Back then, my days were black and dim, and my sky was a canopy of murky leaves.
I would stumble through that thick, dark forest and try to keep myself from tripping over the tangled roots that blanketed the ground. Sometimes I fell anyway--never hard enough to shatter completely, but painful breaks all the same. When that happened, I learned to kindle a smoky fire and press the smoldering branches to the broken pieces, clenching my jaw against the searing pain until the glass was whole again.
The fire could burn away a bit--just a little--of the mold covering me. I remember once, after fixing my left hand, how my fingers glinted dully in the fire's tiny flickering glow. It didn't last long.
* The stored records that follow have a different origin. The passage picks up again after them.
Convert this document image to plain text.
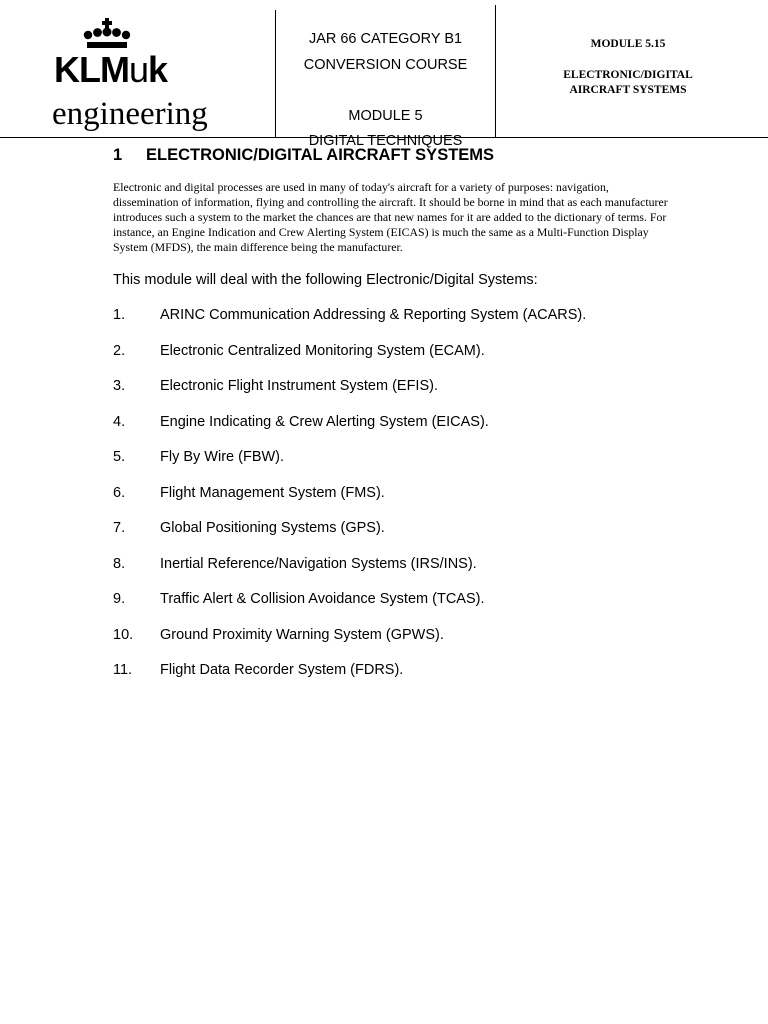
KLMuk

engineering

JAR 66 CATEGORY B1
CONVERSION COURSE
MODULE 5
DIGITAL TECHNIQUES
MODULE 5.15
ELECTRONIC/DIGITAL
AIRCRAFT SYSTEMS
1 ELECTRONIC/DIGITAL AIRCRAFT SYSTEMS

Electronic and digital processes are used in many of today's aircraft for a variety of purposes: navigation, dissemination of information, flying and controlling the aircraft. It should be borne in mind that as each manufacturer introduces such a system to the market the chances are that new names for it are added to the dictionary of terms. For instance, an Engine Indication and Crew Alerting System (EICAS) is much the same as a Multi-Function Display System (MFDS), the main difference being the manufacturer.

This module will deal with the following Electronic/Digital Systems:

1. ARINC Communication Addressing & Reporting System (ACARS).
2. Electronic Centralized Monitoring System (ECAM).
3. Electronic Flight Instrument System (EFIS).
4. Engine Indicating & Crew Alerting System (EICAS).
5. Fly By Wire (FBW).
6. Flight Management System (FMS).
7. Global Positioning Systems (GPS).
8. Inertial Reference/Navigation Systems (IRS/INS).
9. Traffic Alert & Collision Avoidance System (TCAS).
10. Ground Proximity Warning System (GPWS).
11. Flight Data Recorder System (FDRS).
The mold always grew back quickly.
The angles were never quite right after I put myself back together. I stumbled on and on, crooked toes scraping at the dirt and knees cracking in the cold.
One day, unexpectedly, my darkness splintered and fled.
I met a woman who shone so brightly that I could see her coming for a long time. Her glass was new and clear, her face hidden in brightness. I thought I might go blind from looking at her.
"Where did you get your light?" I asked, staring though my eyes burned--because it was beautiful, because I had never seen anything like it.
"Oh," she said with something rapturous in her voice, straightening and sparkling even brighter. She lifted her clean hands like mirrors and pointed up. "Let me tell you about the sun."